Studies show that if you reward people for doing an activity, they often stop doing it for fun; being paid turns it into “work.” Parents, for example, are warned not to reward children for reading—they’re teaching kids to read for a reward, not for pleasure. By giving me an extrinsic motivation, my father risked sapping my inclination to exercise on my own. As it happened, in my case, he provided an extrinsic motivation that unleashed my intrinsic motivation.
Ever since that room redecoration, I’ve been exercising regularly. I never push myself hard, but I get myself out the door several times a week. For a long time, however, I’d been thinking that I really should start strength training. Lifting weights increases muscle mass, strengthens bones, firms the core, and—I admit, most important to me—improves shape. Peoplewho work out with weights maintain more muscle and gain less fat as they age. A few times over the years, I’d halfheartedly tried lifting weights, but I’d never stuck to it; now, with my resolution to “Exercise better,” it was time to start.
There’s a Buddhist saying that I’ve found to be uncannily true: “When the student is ready, the teacher appears.” Just a few days after I committed to my resolution to “Exercise better,” I met a friend for coffee, and she mentioned that she’d started a great weight-training program at a gym in my neighborhood.
“I don’t like the idea of working out with a trainer,” I objected. “I’d feel self-conscious, and it’s expensive. I want to do it on my own.”
“Try it,” my friend urged. “I promise, you’ll love it. It’s a superefficient way to exercise. The whole workout takes only twenty minutes. Plus”—she paused dramatically—“you don’t sweat. You work out without having to shower afterward.”
This was a major selling point. I dislike taking showers. “But,” I asked doubtfully, “how can a good workout take only twenty minutes if you’re not even sweating?”
“You lift weights at the very outer limit of your strength. You don’t do many repetitions, and you do only one set. Believe me, it works. I love it.”
In Daniel Gilbert’s book Stumbling on Happiness, he argues that the most effective way to judge whether a particular course of action will make you happy in the future is to ask people who are following that course of action right now if they’re happy and assume that you’ll feel the same way. According to his theory, the fact that my friend raved about this fitness routine was a pretty good indicator that I’d be enthusiastic, too. Also, I reminded myself, one of my Secrets of Adulthood was “Most decisions don’t require extensive research.”
I made an appointment for the next day, and by the time I left, I was a convert. My trainer was terrific, and the atmosphere in the training room was much nicer than most gyms—no music, no mirrors, no crowds, no waiting. On my way out the door, I charged the maximumtwenty-four sessions on my credit card to get the discount, and within a month, I’d convinced Jamie and my mother-in-law, Judy, to start going to the same gym.

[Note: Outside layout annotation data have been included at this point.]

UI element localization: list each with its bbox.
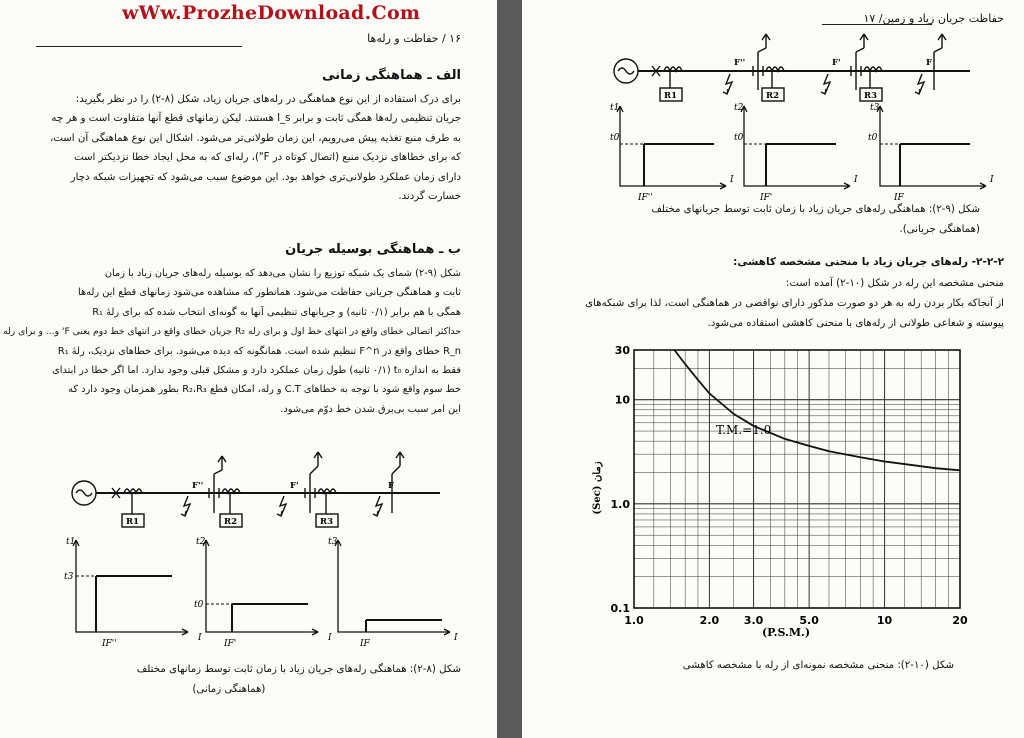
section-heading: ب ـ هماهنگی بوسیله جریان bbox=[285, 242, 461, 257]
series-line-tm1 bbox=[674, 350, 960, 470]
page-header: ۱۶ / حفاظت و رله‌ها bbox=[367, 32, 461, 45]
plot-frame bbox=[634, 350, 960, 608]
page-header: حفاظت جریان زیاد و زمین/ ۱۷ bbox=[863, 12, 1004, 25]
current-label: IF bbox=[894, 193, 904, 202]
level-label: t0 bbox=[610, 133, 620, 143]
section-a-text bbox=[31, 90, 461, 206]
figure-caption bbox=[651, 200, 980, 240]
text-line: دارای زمان عملکرد طولانی‌تری خواهد بود. این موضوع سبب می‌شود که تجهیزات شبکه دچار bbox=[70, 171, 461, 183]
text-line: به طرف منبع تغذیه پیش می‌رویم، این زمان طولانی‌تر می‌شود. اشکال این نوع هماهنگی آن است، bbox=[49, 132, 461, 144]
header-rule bbox=[822, 24, 932, 25]
fault-label: F bbox=[926, 58, 933, 68]
section-text bbox=[534, 274, 1004, 334]
characteristic-chart bbox=[586, 338, 976, 638]
fault-label: F'' bbox=[734, 58, 746, 68]
text-line: منحنی مشخصه این رله در شکل (۱۰-۲) آمده است: bbox=[785, 278, 1004, 289]
axis-label: t1 bbox=[610, 103, 620, 113]
text-line: این امر سبب بی‌برق شدن خط دوّم می‌شود. bbox=[280, 403, 461, 415]
section-b-text bbox=[3, 264, 461, 419]
series-label: T.M.=1.0 bbox=[716, 423, 772, 437]
figure-caption bbox=[137, 660, 461, 700]
left-page bbox=[0, 0, 497, 738]
y-tick-label: 10 bbox=[614, 393, 630, 407]
caption-line: (هماهنگی جریانی). bbox=[899, 224, 980, 235]
level-label: t0 bbox=[868, 133, 878, 143]
section-heading: الف ـ هماهنگی زمانی bbox=[322, 68, 461, 83]
axis-label: I bbox=[454, 633, 458, 643]
level-label: t0 bbox=[734, 133, 744, 143]
x-tick-label: 20 bbox=[952, 614, 968, 627]
text-line: R_n خطای واقع در F^n تنظیم شده است. همانگونه که دیده می‌شود. برای خطاهای نزدیک، رلهٔ R₁ bbox=[57, 345, 461, 357]
axis-label: I bbox=[854, 175, 858, 185]
current-label: IF' bbox=[760, 193, 773, 202]
level-label: t0 bbox=[194, 600, 204, 610]
x-axis-label: (P.S.M.) bbox=[761, 626, 811, 638]
text-line: برای درک استفاده از این نوع هماهنگی در رله‌های جریان زیاد، شکل (۸-۲) را در نظر بگیرید: bbox=[75, 94, 461, 105]
fault-label: F' bbox=[290, 481, 299, 491]
section-heading: ۲-۲-۲- رله‌های جریان زیاد با منحنی مشخصه کاهشی: bbox=[733, 256, 1004, 268]
fault-label: F'' bbox=[192, 481, 204, 491]
text-line: خسارت گردند. bbox=[398, 191, 461, 203]
y-axis-label: (Sec) زمان bbox=[592, 461, 603, 515]
level-label: t3 bbox=[64, 572, 74, 582]
x-tick-label: 10 bbox=[876, 614, 893, 627]
text-line: ثابت و هماهنگی جریانی حفاظت می‌شود. همانطور که مشاهده می‌شود زمانهای قطع این رله‌ها bbox=[78, 287, 461, 299]
axis-label: t3 bbox=[870, 103, 880, 113]
current-label: IF'' bbox=[638, 193, 653, 202]
text-line: خط سوم واقع شود با توجه به خطاهای C.T و رله، امکان قطع R₂،R₃ بطور همزمان وجود دارد که bbox=[68, 384, 461, 396]
current-label: IF' bbox=[224, 639, 237, 649]
figure-caption: شکل (۱۰-۲): منحنی مشخصه نمونه‌ای از رله با مشخصه کاهشی bbox=[682, 660, 954, 671]
axis-label: I bbox=[730, 175, 734, 185]
y-tick-label: 0.1 bbox=[610, 602, 630, 615]
text-line: حداکثر اتصالی خطای واقع در انتهای خط اول و برای رله R₂ جریان خطای واقع در انتهای خط دوم یعنی F' و... و برای رله bbox=[3, 326, 461, 338]
text-line: از آنجاکه بکار بردن رله به هر دو صورت مذکور دارای نواقصی در هماهنگی است، لذا برای شبکه‌های bbox=[585, 298, 1004, 309]
text-line: فقط به اندازه t₀ (۰/۱ ثانیه) طول زمان عملکرد دارد و مشکل قبلی وجود ندارد. اما اگر خطا در ابتدای bbox=[52, 365, 461, 377]
axis-label: I bbox=[990, 175, 994, 185]
time-coordination-diagram bbox=[62, 448, 462, 658]
relay-label: R2 bbox=[766, 91, 779, 101]
relay-label: R2 bbox=[224, 517, 237, 527]
fault-arrow bbox=[373, 496, 382, 516]
current-coordination-diagram bbox=[610, 30, 1010, 202]
axis-label: I bbox=[328, 633, 332, 643]
header-rule bbox=[36, 46, 242, 47]
plot-axis bbox=[76, 540, 188, 632]
axis-label: t2 bbox=[196, 537, 206, 547]
caption-line: شکل (۹-۲): هماهنگی رله‌های جریان زیاد با زمان ثابت توسط جریانهای مختلف bbox=[651, 204, 980, 215]
text-line: پیوسته و شعاعی طولانی از رله‌های با منحنی کاهشی استفاده می‌شود. bbox=[707, 318, 1004, 329]
page-gutter bbox=[497, 0, 522, 738]
relay-label: R3 bbox=[864, 91, 877, 101]
watermark: wWw.ProzheDownload.Com bbox=[122, 2, 421, 24]
axis-label: t1 bbox=[66, 537, 76, 547]
axis-label: t2 bbox=[734, 103, 744, 113]
text-line: جریان تنظیمی رله‌ها همگی ثابت و برابر I_s هستند. لیکن زمانهای قطع آنها متفاوت است و هر چه bbox=[51, 113, 461, 125]
text-line: که برای خطاهای نزدیک منبع (اتصال کوتاه در F")، رله‌ای که به محل ایجاد خطا نزدیکتر است bbox=[73, 152, 461, 164]
chart-grid bbox=[634, 350, 960, 608]
caption-line: شکل (۸-۲): هماهنگی رله‌های جریان زیاد با زمان ثابت توسط زمانهای مختلف bbox=[136, 664, 461, 675]
axis-label: I bbox=[198, 633, 202, 643]
text-line: شکل (۹-۲) شمای یک شبکه توزیع را نشان می‌دهد که بوسیله رله‌های جریان زیاد با زمان bbox=[104, 268, 461, 279]
right-page bbox=[522, 0, 1024, 738]
fault-label: F' bbox=[832, 58, 841, 68]
caption-line: (هماهنگی زمانی) bbox=[192, 684, 266, 695]
fault-arrow bbox=[277, 496, 286, 516]
y-tick-label: 30 bbox=[614, 344, 630, 357]
y-tick-label: 1.0 bbox=[610, 497, 630, 511]
x-tick-label: 2.0 bbox=[699, 614, 720, 627]
x-tick-label: 5.0 bbox=[799, 614, 819, 627]
axis-label: t3 bbox=[328, 537, 338, 547]
relay-label: R1 bbox=[126, 517, 139, 527]
relay-label: R1 bbox=[664, 91, 677, 101]
fault-label: F bbox=[388, 481, 395, 491]
relay-label: R3 bbox=[320, 517, 333, 527]
current-label: IF bbox=[360, 639, 370, 649]
current-label: IF'' bbox=[102, 639, 117, 649]
text-line: همگی با هم برابر (۰/۱ ثانیه) و جریانهای تنظیمی آنها به گونه‌ای انتخاب شده که برای رلهٔ R₁ bbox=[92, 306, 461, 318]
x-tick-label: 1.0 bbox=[624, 614, 644, 627]
fault-arrow bbox=[181, 496, 190, 516]
x-tick-label: 3.0 bbox=[743, 614, 764, 627]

The only disadvantage was that it was expensive. “It seems like a lot to spend for a twenty-minute workout,” I said to Jamie.
“Would you rather get more for your money?” he asked. “We’re spending more to get a shorter workout.” Good point.
In addition to strength training, I wanted to start walking more. The repetitive activity of walking, studies show, triggers the body’s relaxation response and so helps reduce stress; at the same time, even a quick ten-minute walk provides an immediate energy boost and improves mood—in fact, exercise is an effective way to snap out of a funk. Also, I kept reading that, as a minimum of activity for good health, people should aim to take 10,000 steps a day—a number that also reportedly keeps most people from gaining weight.